We are in the Antarctic Converge, which is biologically part of Antarctica. In such a cold and extreme place, one would expect a lot of whites and grays to be the main color schemes. This is not the case. Yes, the cooler parts of the color palette are well represented, but not by the cold temperate colors of white snow and gray overcast skies. South Georgia is covered in greens, blues, and small dabs of reds. In the spring there is still a good amount of snow dustings on the mountain tops, but it is dwarfed by the blue-green hue of the ocean. In the morning sun it is turquoise and in the evening light it is pure blue. If one was to simply look at the water there would be no way of telling whether this is the Caribbean or the Antarctic.
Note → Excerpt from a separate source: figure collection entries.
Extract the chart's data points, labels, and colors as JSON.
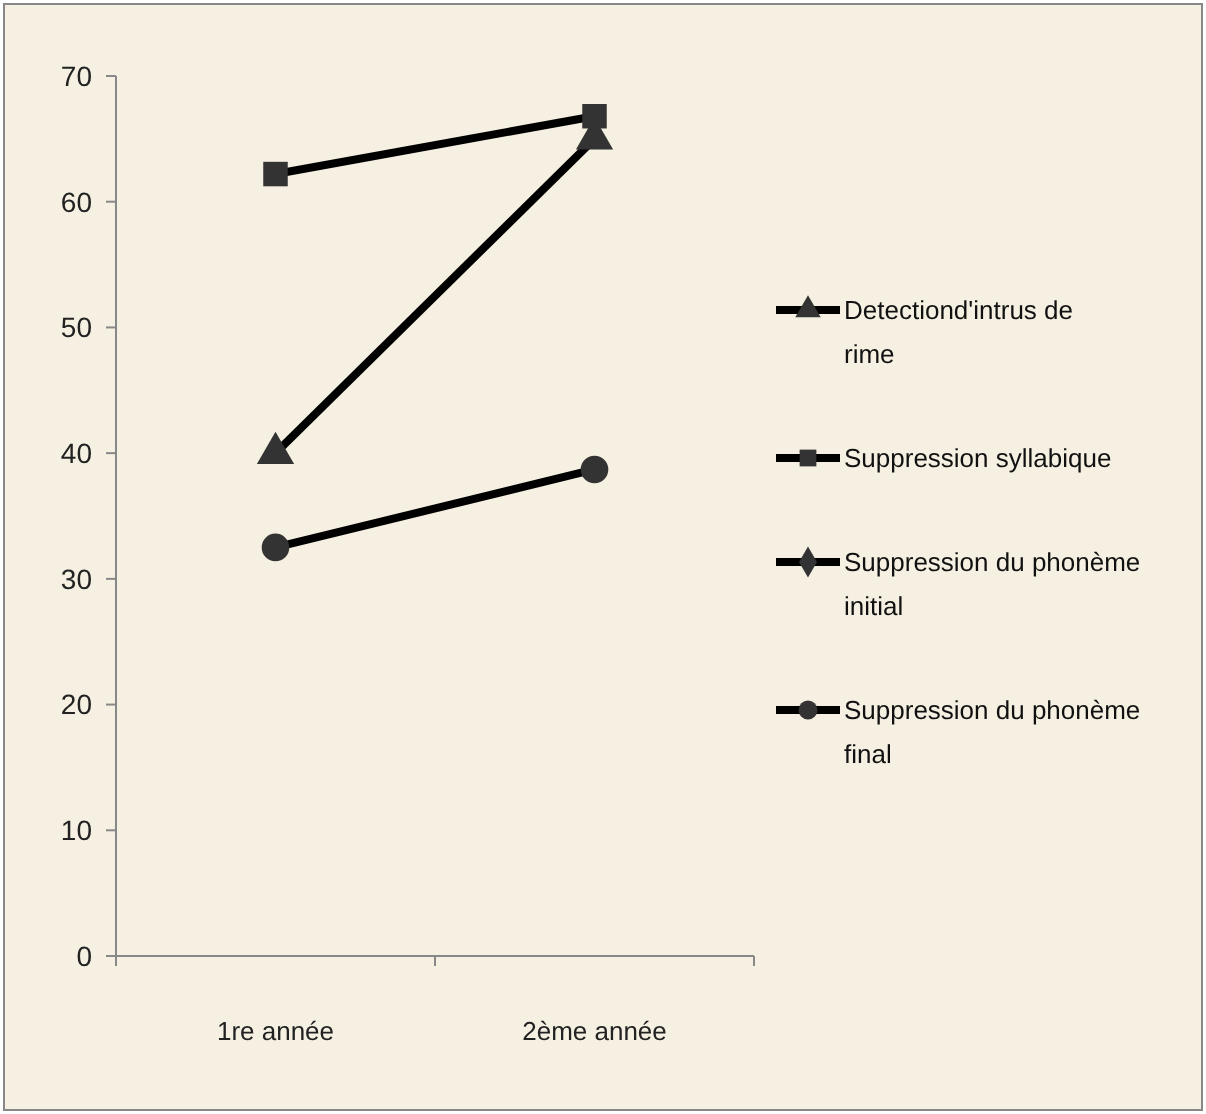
{
  "chart_data": {
    "type": "line",
    "categories": [
      "1re année",
      "2ème année"
    ],
    "series": [
      {
        "name": "Detectiond'intrus de rime",
        "color": "#333333",
        "marker": "triangle",
        "values": [
          40,
          65
        ]
      },
      {
        "name": "Suppression syllabique",
        "color": "#333333",
        "marker": "square",
        "values": [
          62.2,
          66.8
        ]
      },
      {
        "name": "Suppression du phonème initial",
        "color": "#333333",
        "marker": "diamond",
        "values": [
          null,
          null
        ]
      },
      {
        "name": "Suppression du phonème final",
        "color": "#333333",
        "marker": "circle",
        "values": [
          32.5,
          38.7
        ]
      }
    ],
    "ylim": [
      0,
      70
    ],
    "yticks": [
      0,
      10,
      20,
      30,
      40,
      50,
      60,
      70
    ],
    "grid": false,
    "legend": "right"
  }
}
Mountains rise out of the vast Southern Ocean, and stretch their brown fingers into the water asking to be gloved in green grasses. The tide line is marked in yellow and salt-watered grasses are reddish before turning back to green. At the base of the cliffs are red kelp forests that break the blues from the greens adding contrast to a cool palette. In the distance the contrast disappears to give way to a gradient of blue water to black peak. The transition from blue-ocean to green rocky cliffs to towering peaks of striated black and white is breath taking. When a bright blue iceberg is present it is impossible to pick jaws up from the floor.
The skies are mostly gray from soaking in the precipitation of the Southern Ocean, but it isn’t a saddening gray. It is a neutral gray that allows true landscapes to be seen. There are no shadows, there is no color casting; it is every color perfectly saturated and every detail perfectly sharpened. It is the photographer’s playground; infinite palettes with the coolest of hues.